Between 2017 and 2021, there has been a significant increase in HIPAA complaints (39%) and large breaches reported (58%). During this timeframe, breaches impacting fewer than 500 individuals increased by 5%, and the number of breaches impacting 500 or more individuals increased by 58%. Between 2020 and 2021, there has been a 25% increase in HIPAA complaints, totaling 34,077 new complaints in 2021. That year OCR resolved 26,420 complaints.

  • OCR resolved 20,661 (78%) complaints before initiating an investigation (including untimely complaints, complaints involving alleged conduct that does not violate HIPAA, and complaints involving alleged violation by entities not covered by HIPAA).
  • OCR resolved 4,139 (16%) complaints by providing technical assistance in lieu of an investigation.
  • OCR resolved 1,620 (6%) complaints by investigation:
    • 817 complaints resulted in a finding that there was insufficient evidence of a HIPAA violation.
    • 714 complaints resulted in corrective action.
    • 89 complaints resulted in post-investigated technical assistance.

OCR resolved 13 complaint investigations through resolution agreements and/or corrective action plans and monetary settlements totaling $815,150. OCR resolved two complaints by assessing civil monetary penalties in the amount of $150,000. In 2021, the top five issues alleged were impermissible uses and disclosures, right of access, safeguards, administrative safeguards, and breach-notice to individuals.

In 2021, OCR initiated 674 compliance reviews to investigate allegations of HIPAA violations that did not arise from complaints. Of the 573 closed compliance reviews, the majority of these cases were resolved following an investigation with the entity taking corrective actions, agreeing to a settlement with a corrective action plan, or the imposition of a civil monetary penalty.

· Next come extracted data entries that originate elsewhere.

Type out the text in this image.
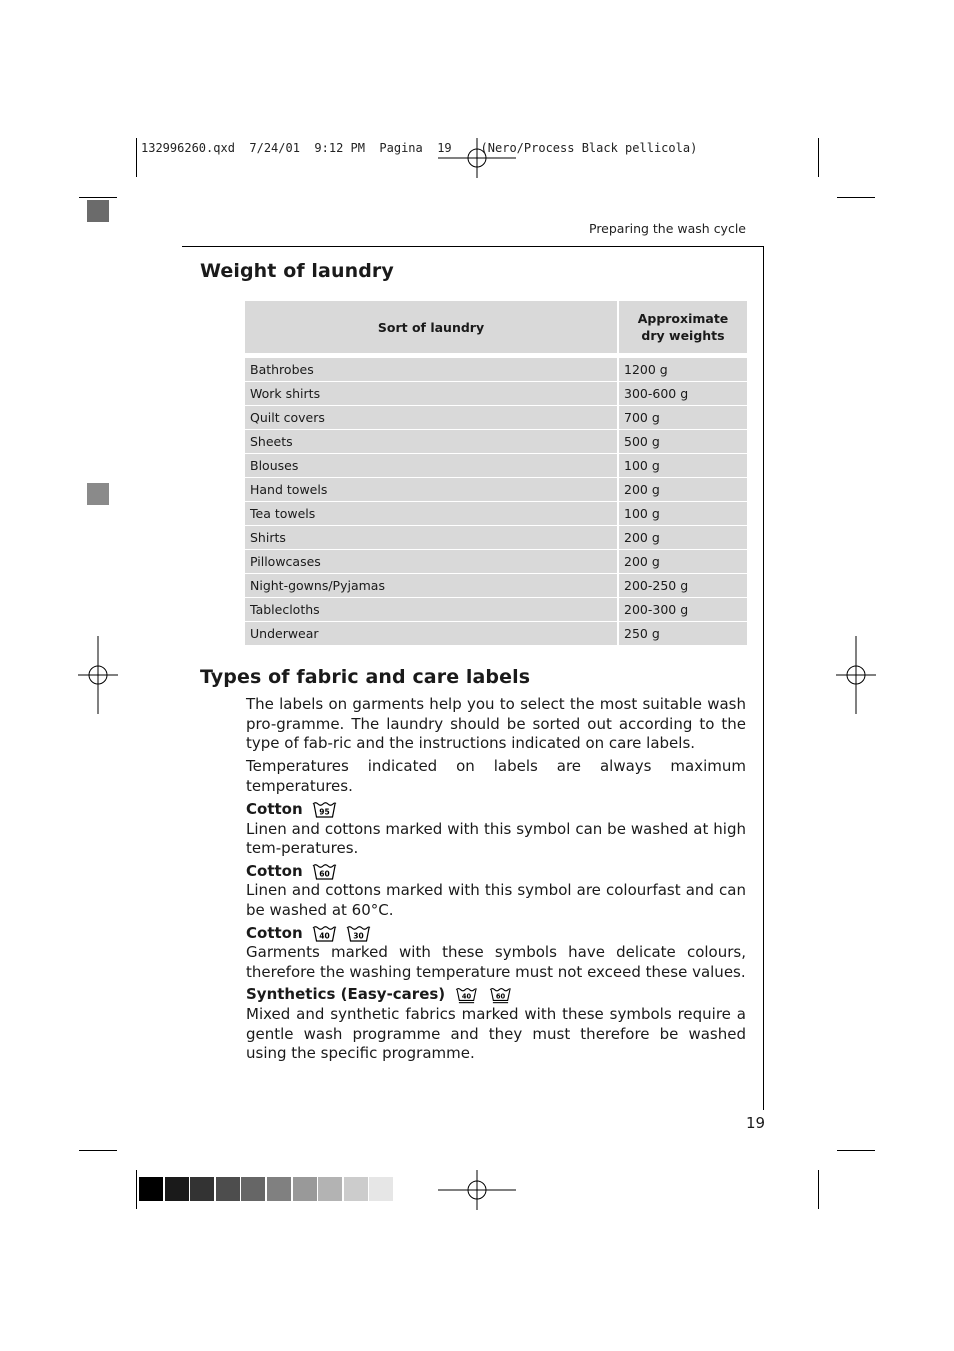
132996260.qxd  7/24/01  9:12 PM  Pagina  19    (Nero/Process Black pellicola)
Preparing the wash cycle
Weight of laundry
Sort of laundry	Approximate
dry weights
Bathrobes	1200 g
Work shirts	300-600 g
Quilt covers	700 g
Sheets	500 g
Blouses	100 g
Hand towels	200 g
Tea towels	100 g
Shirts	200 g
Pillowcases	200 g
Night-gowns/Pyjamas	200-250 g
Tablecloths	200-300 g
Underwear	250 g
Types of fabric and care labels

The labels on garments help you to select the most suitable wash pro-gramme. The laundry should be sorted out according to the type of fab-ric and the instructions indicated on care labels.

Temperatures indicated on labels are always maximum temperatures.

Cotton 95

Linen and cottons marked with this symbol can be washed at high tem-peratures.

Cotton 60

Linen and cottons marked with this symbol are colourfast and can be washed at 60°C.

Cotton 40	30

Garments marked with these symbols have delicate colours, therefore the washing temperature must not exceed these values.

Synthetics (Easy-cares) 40	60

Mixed and synthetic fabrics marked with these symbols require a gentle wash programme and they must therefore be washed using the specific programme.

19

OCR is tasked with enforcing HIPAA by investigating complaints, conducting compliance reviews and audits, issuing subpoenas to compel cooperation with an investigation, providing education and outreach to support compliance, and imposing civil monetary penalties ranging from $100 to $50,000 per violation (adjusted for inflation). In 2019, HHS significantly reduced the maximum annual limit for civil monetary penalties: $25,000 for no knowledge, $100,000 for reasonable cause, $250,000 for corrected willful neglect, and $1,500,000 for uncorrected willful neglect, adjusted for inflation.

The Advocacy Council will continue to monitor these and other regulatory issues.